Le Figaro de ce jour nous informe que le Trésor et Euronext lancent un marché secondaire des emprunts d’Etat, aux caractéristiques identiques aux marchés actions. Je m’en réjouis car, pendant 2 ans à Bercy, j’ai, sans succès, suggéré cette idée. C’était, me disait-on, impossible à l’époque. Incompatible au plan communautaire. Et totalement désuet !

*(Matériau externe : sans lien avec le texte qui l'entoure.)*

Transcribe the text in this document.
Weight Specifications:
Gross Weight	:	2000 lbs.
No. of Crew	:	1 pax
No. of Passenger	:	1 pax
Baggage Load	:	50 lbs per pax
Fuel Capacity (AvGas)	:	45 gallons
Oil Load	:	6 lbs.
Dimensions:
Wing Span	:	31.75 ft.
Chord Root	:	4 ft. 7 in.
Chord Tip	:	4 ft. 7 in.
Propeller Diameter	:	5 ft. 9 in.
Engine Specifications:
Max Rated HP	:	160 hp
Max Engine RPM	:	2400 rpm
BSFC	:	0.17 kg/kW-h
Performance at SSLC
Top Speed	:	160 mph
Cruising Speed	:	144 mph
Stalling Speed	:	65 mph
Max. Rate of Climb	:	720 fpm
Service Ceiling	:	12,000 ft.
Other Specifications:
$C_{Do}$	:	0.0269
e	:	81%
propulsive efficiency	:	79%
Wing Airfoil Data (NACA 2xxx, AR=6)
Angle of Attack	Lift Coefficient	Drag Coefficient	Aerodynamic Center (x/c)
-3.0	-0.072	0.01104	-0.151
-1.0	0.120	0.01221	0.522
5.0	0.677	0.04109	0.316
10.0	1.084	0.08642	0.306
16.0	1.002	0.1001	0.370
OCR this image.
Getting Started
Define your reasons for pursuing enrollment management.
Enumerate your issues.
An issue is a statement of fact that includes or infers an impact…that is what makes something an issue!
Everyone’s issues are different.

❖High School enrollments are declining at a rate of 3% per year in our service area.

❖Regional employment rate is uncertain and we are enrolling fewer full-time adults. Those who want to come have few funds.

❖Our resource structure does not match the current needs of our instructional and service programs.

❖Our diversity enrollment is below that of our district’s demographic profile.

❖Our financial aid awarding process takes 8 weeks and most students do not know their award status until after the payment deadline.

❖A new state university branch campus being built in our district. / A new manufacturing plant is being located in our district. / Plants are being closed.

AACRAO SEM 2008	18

Je tenais cependant beaucoup à cette idée car je rêvais de pouvoir proposer aux Français des titres d’emprunts d’Etat à zéro pour cent. Considérant cette démarche comme très pédagogique pour traiter concrètement de la dette de notre Pays. En effet, comment convaincre nos compatriotes que la dette de leur Etat est aussi la leur ? sauf à leur proposer d’en prendre une toute petite partie à leur charge ? Je n’avais naturellement rien inventé puisque Antoine Pinay, à 2 reprises, avait utilisé cette méthode, à une époque où les marchés financiers n’étaient certes pas ce qu’ils sont aujourd’hui, j’en conviens volontiers.
Prêter un peu de son épargne à l’Etat sans intérêt, c’est rêver me direz-vous ? Je n’en suis pas si sûr. D’abord parce que la contrepartie de ce prêt gratuit, pour une durée de 5 ans par exemple, pourrait être une exonération de droit de succession, voire d’ISF. Il ne serait pas choquant de pouvoir transmettre, moyennant un plafonnement pour éviter les abus, ces titres à ses enfants en franchise de droits. Ne devront-ils pas de toute manière, comme contribuable, participer au remboursement.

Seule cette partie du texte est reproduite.